Hallo TT-Freunde,
bekommen wir es hin, uns einen Überblick über die in Deutschland in den diversen Klassen verwendeten
Berechnungsvorschriften für die Leistungspunktzahl zu verschaffen.
Ich fände so was sehr interessant, vielleicht notiert ihr gleich Kommentare: welche Systeme sind gerecht, welche nicht.

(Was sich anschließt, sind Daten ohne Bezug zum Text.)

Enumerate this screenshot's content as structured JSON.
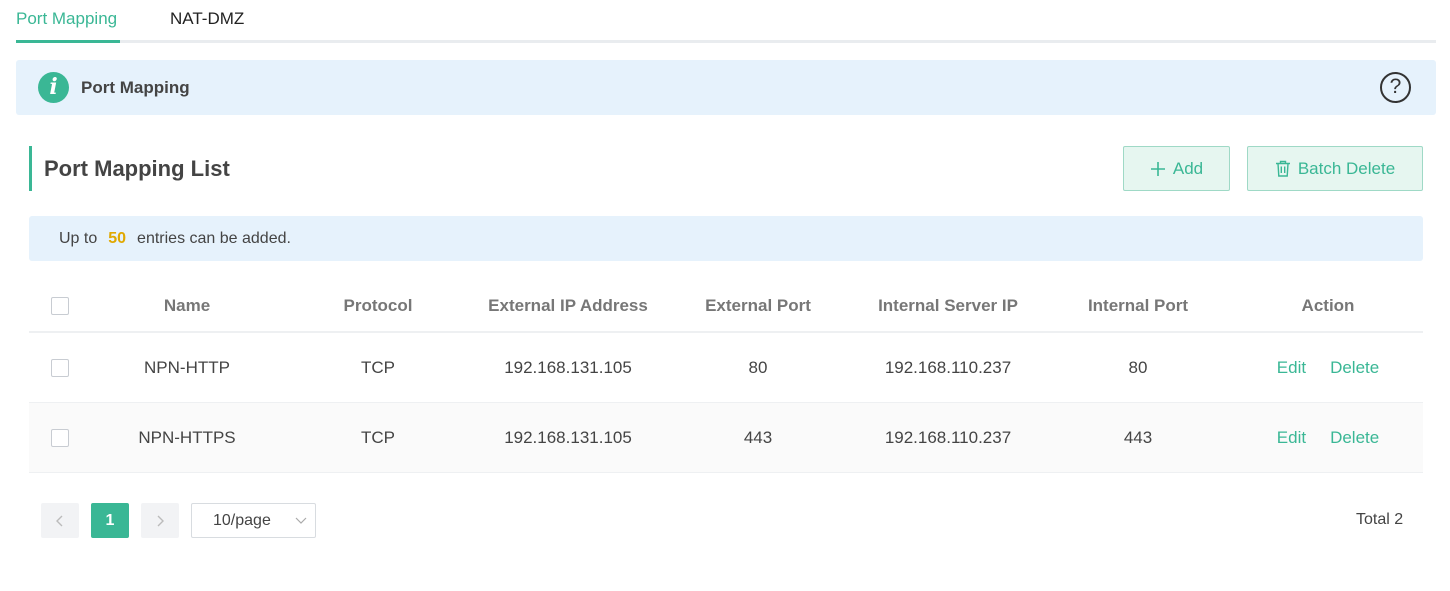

Und so fange ich einfach mal an:
Dabei bedeutet:
gO : gewonnene Spiele im oberen Paarkreuz
vO : verlorene Spiele im oberen Paarkreuz
gM : gewonnene Spiele im mittleren Paarkreuz
vM : verlorene Spiele im mittleren Paarkreuz
gU : gewonnene Spiele im unteren Paarkreuz
vU : verlorene Spiele im unteren Paarkreuz
AnzSpiele : Anzahl der gespielten Spiele (= gO+vO+gM+vM+gU+vU)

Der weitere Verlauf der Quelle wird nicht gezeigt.